The data harvesting stage involves obtaining "raw" information that is available to clean, structure, and validate it, and then distribute it on the network.

Metadata

Metadata collection is carried out using models created based on the requirements of each user and following the SEP-001 specification (the standard on which Nucleus is based for metadata management), which provides flexibility for different use cases.

Underneath the validation and schematization of the models is pydantic, so we can use python standard library types to define fields.

In the example below, we have a model called Nucleus that extends the Model class. It includes fields such as name, description, and contributors, each defined with their respective types (str and List[str]).

from nucleus.sdk.harvest import Model

class Nucleus(Model):
    name: str
    description: str
    contributors: List[str]

To create an instance of the Nucleus model and populate it with data, you can do the following:

nucleus = Nucleus(
    name="Nucleus the SDK",
    description="Building block for multimedia decentralization",
    contributors=["Jacob", "Geo", "Dennis", "Mark"],
)

Media

Let's explore multimedia resources and how to collect them using the SDK's built-in types.

In order to properly handle multimedia resources such as images, videos, music, text, and more, it is important to collect and categorize them using the appropriate types defined or provided by the SDK. These types allow for easy identification and handling of the resources during subsequent stages or processes in the pipeline.

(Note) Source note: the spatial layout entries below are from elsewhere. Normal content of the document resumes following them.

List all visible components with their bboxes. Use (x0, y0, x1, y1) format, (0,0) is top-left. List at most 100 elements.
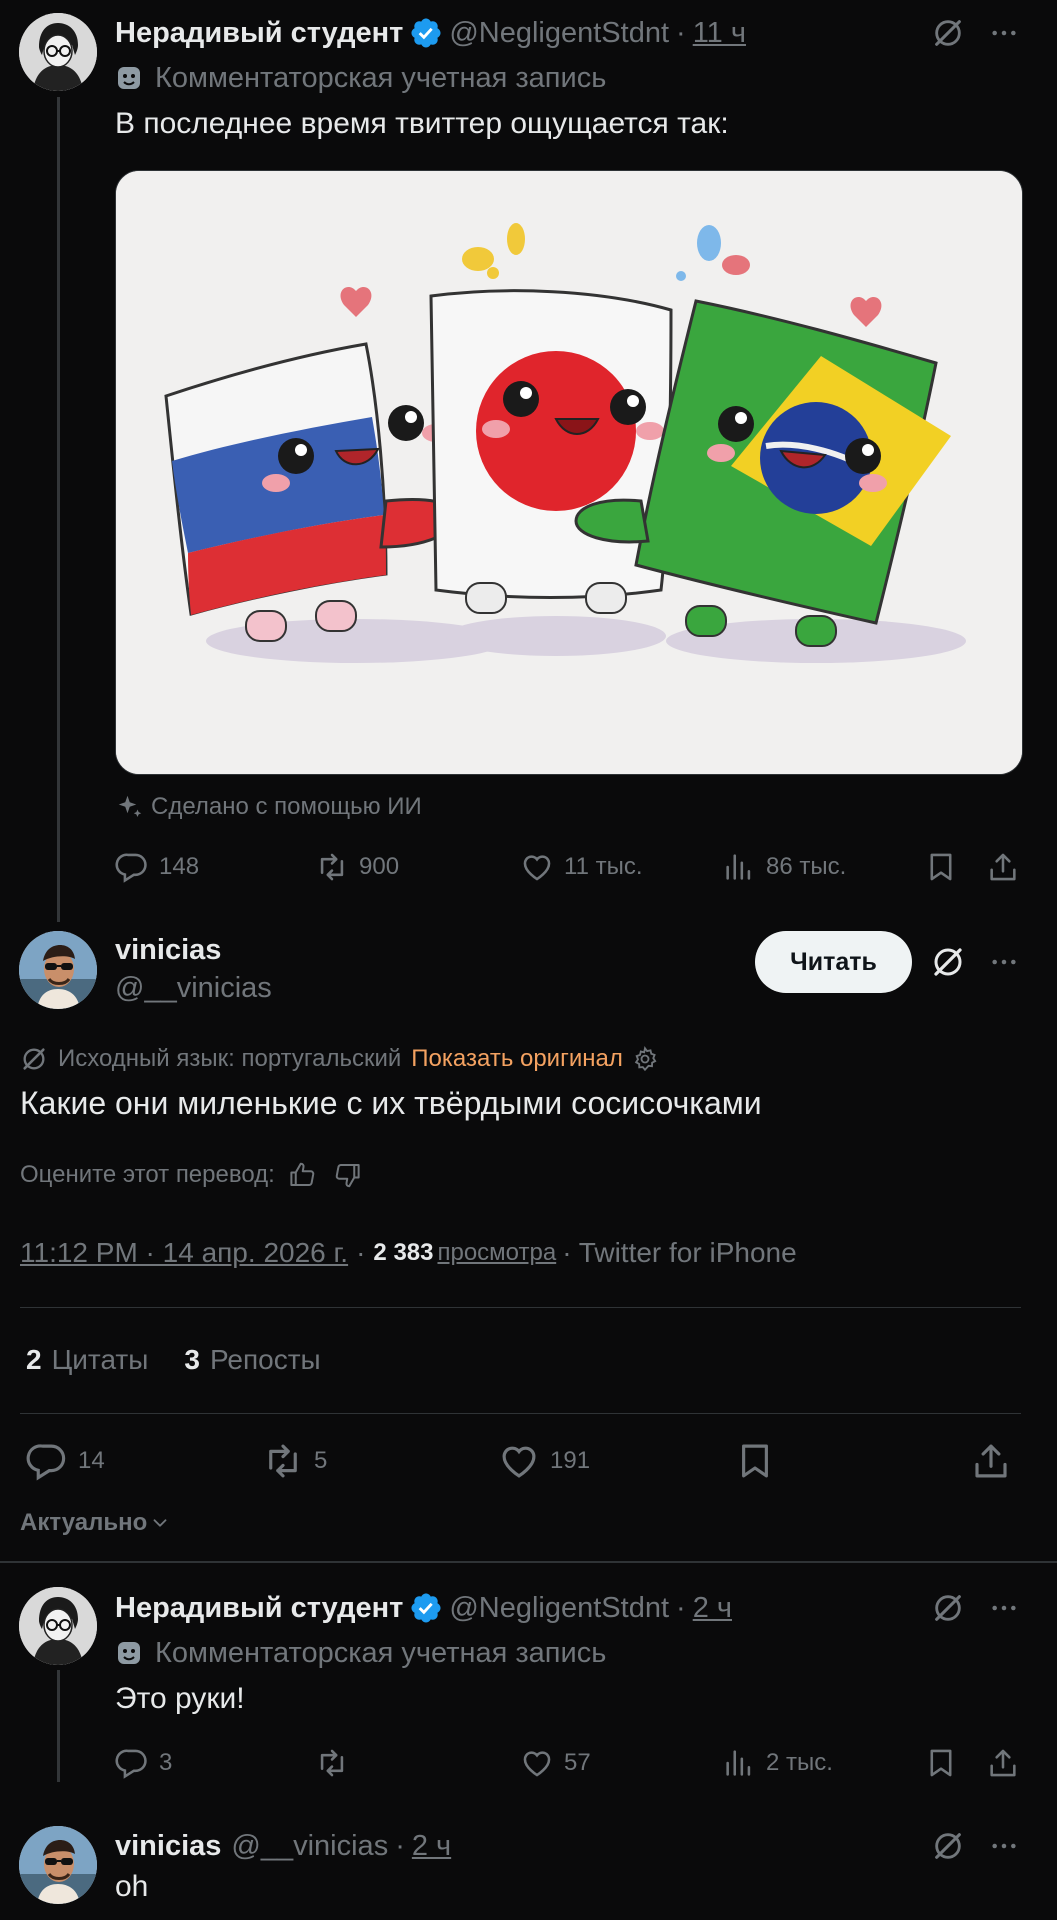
separator-dot: · (676, 1591, 686, 1624)
grok-icon[interactable] (930, 944, 966, 980)
repost-count: 900 (359, 853, 400, 880)
like-button[interactable]: 57 (520, 1746, 591, 1780)
divider (20, 1413, 1021, 1414)
thread-connector-line (57, 97, 60, 922)
author-handle[interactable]: @__vinicias (115, 972, 272, 1005)
like-button[interactable]: 191 (498, 1440, 590, 1482)
author-handle[interactable]: @__vinicias (231, 1830, 388, 1863)
author-name[interactable]: vinicias (115, 934, 221, 967)
reply-icon (115, 850, 149, 884)
post-time[interactable]: 2 ч (693, 1592, 732, 1625)
reply-button[interactable]: 3 (115, 1746, 172, 1780)
quotes-link[interactable]: 2 Цитаты (26, 1344, 148, 1376)
thumb-down-icon[interactable] (333, 1160, 363, 1190)
like-button[interactable]: 11 тыс. (520, 850, 643, 884)
reposts-count: 3 (184, 1344, 200, 1375)
more-options-icon[interactable] (986, 1828, 1022, 1864)
repost-count: 5 (314, 1447, 328, 1474)
avatar[interactable] (19, 1587, 97, 1665)
avatar[interactable] (19, 931, 97, 1009)
tweet-text: В последнее время твиттер ощущается так: (115, 107, 729, 140)
grok-icon[interactable] (930, 1590, 966, 1626)
bookmark-icon (734, 1440, 776, 1482)
sparkle-icon (115, 792, 145, 822)
reply-count: 14 (78, 1447, 105, 1474)
repost-icon (315, 850, 349, 884)
bookmark-button[interactable] (924, 850, 958, 884)
like-icon (498, 1440, 540, 1482)
repost-button[interactable]: 5 (262, 1440, 327, 1482)
grok-icon[interactable] (930, 15, 966, 51)
grok-icon[interactable] (930, 1828, 966, 1864)
share-button[interactable] (986, 850, 1020, 884)
like-count: 191 (550, 1447, 591, 1474)
reply-button[interactable]: 148 (115, 850, 199, 884)
repost-icon (262, 1440, 304, 1482)
bookmark-button[interactable] (924, 1746, 958, 1780)
post-timestamp[interactable]: 11:12 PM · 14 апр. 2026 г. (20, 1237, 348, 1269)
account-label: Комментаторская учетная запись (155, 61, 607, 94)
verified-badge-icon (409, 1591, 443, 1625)
verified-badge-icon (409, 16, 443, 50)
reposts-label: Репосты (209, 1344, 321, 1375)
sort-label: Актуально (20, 1509, 148, 1536)
reposts-link[interactable]: 3 Репосты (184, 1344, 320, 1376)
views-icon (722, 1746, 756, 1780)
translation-note: Исходный язык: португальский (58, 1045, 402, 1072)
tweet-image[interactable] (115, 170, 1023, 775)
theater-mask-icon (115, 64, 143, 92)
share-button[interactable] (970, 1440, 1012, 1482)
separator-dot: · (676, 16, 686, 49)
gear-icon[interactable] (631, 1045, 659, 1073)
author-name[interactable]: vinicias (115, 1830, 221, 1863)
show-original-link[interactable]: Показать оригинал (411, 1045, 623, 1073)
avatar[interactable] (19, 1826, 97, 1904)
views-icon (722, 850, 756, 884)
reply-count: 3 (159, 1749, 173, 1776)
reply-icon (115, 1746, 149, 1780)
author-name[interactable]: Нерадивый студент (115, 1592, 403, 1625)
follow-button[interactable]: Читать (755, 931, 912, 993)
divider (0, 1561, 1057, 1563)
tweet-text: Это руки! (115, 1682, 245, 1715)
chevron-down-icon (149, 1512, 171, 1534)
bookmark-icon (924, 850, 958, 884)
more-options-icon[interactable] (986, 1590, 1022, 1626)
translate-icon (20, 1045, 48, 1073)
avatar[interactable] (19, 13, 97, 91)
divider (20, 1307, 1021, 1308)
repost-button[interactable]: 900 (315, 850, 399, 884)
like-count: 11 тыс. (564, 853, 643, 880)
repost-button[interactable] (315, 1746, 359, 1780)
rate-translation-label: Оцените этот перевод: (20, 1161, 275, 1188)
share-icon (986, 1746, 1020, 1780)
thumb-up-icon[interactable] (287, 1160, 317, 1190)
views-count: 2 тыс. (766, 1749, 833, 1776)
account-label: Комментаторская учетная запись (155, 1636, 607, 1669)
separator-dot: · (395, 1829, 405, 1862)
views-count: 2 383 (373, 1239, 434, 1266)
share-icon (986, 850, 1020, 884)
post-time[interactable]: 2 ч (412, 1830, 451, 1863)
like-icon (520, 1746, 554, 1780)
sort-dropdown[interactable]: Актуально (20, 1507, 171, 1539)
bookmark-button[interactable] (734, 1440, 776, 1482)
quotes-label: Цитаты (51, 1344, 149, 1375)
post-source: · Twitter for iPhone (562, 1237, 797, 1268)
author-handle[interactable]: @NegligentStdnt (449, 1592, 669, 1625)
views-button[interactable]: 2 тыс. (722, 1746, 833, 1780)
share-button[interactable] (986, 1746, 1020, 1780)
views-count: 86 тыс. (766, 853, 847, 880)
more-options-icon[interactable] (986, 944, 1022, 980)
reply-button[interactable]: 14 (26, 1440, 105, 1482)
tweet-text: Какие они миленькие с их твёрдыми сосисо… (20, 1085, 762, 1121)
views-button[interactable]: 86 тыс. (722, 850, 846, 884)
quotes-count: 2 (26, 1344, 42, 1375)
thread-connector-line (57, 1670, 60, 1782)
post-time[interactable]: 11 ч (693, 17, 746, 50)
views-label[interactable]: просмотра (437, 1239, 556, 1267)
author-handle[interactable]: @NegligentStdnt (449, 17, 669, 50)
reply-count: 148 (159, 853, 200, 880)
author-name[interactable]: Нерадивый студент (115, 17, 403, 50)
more-options-icon[interactable] (986, 15, 1022, 51)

Here's an example of how to collect media using the built-in media types:

import nucleus.sdk.harvest as harvest

# harvest image and video using built-in types 
image = harvest.image(path=Path("/local/path/image.jpg"))
video = harvest.video(path=Path("/local/path/video.mp4"))

Note

It is also possible to create our own multimedia type as long as it is accompanied by an engine that takes care of its processing. Please check built-in media types and built-in engines.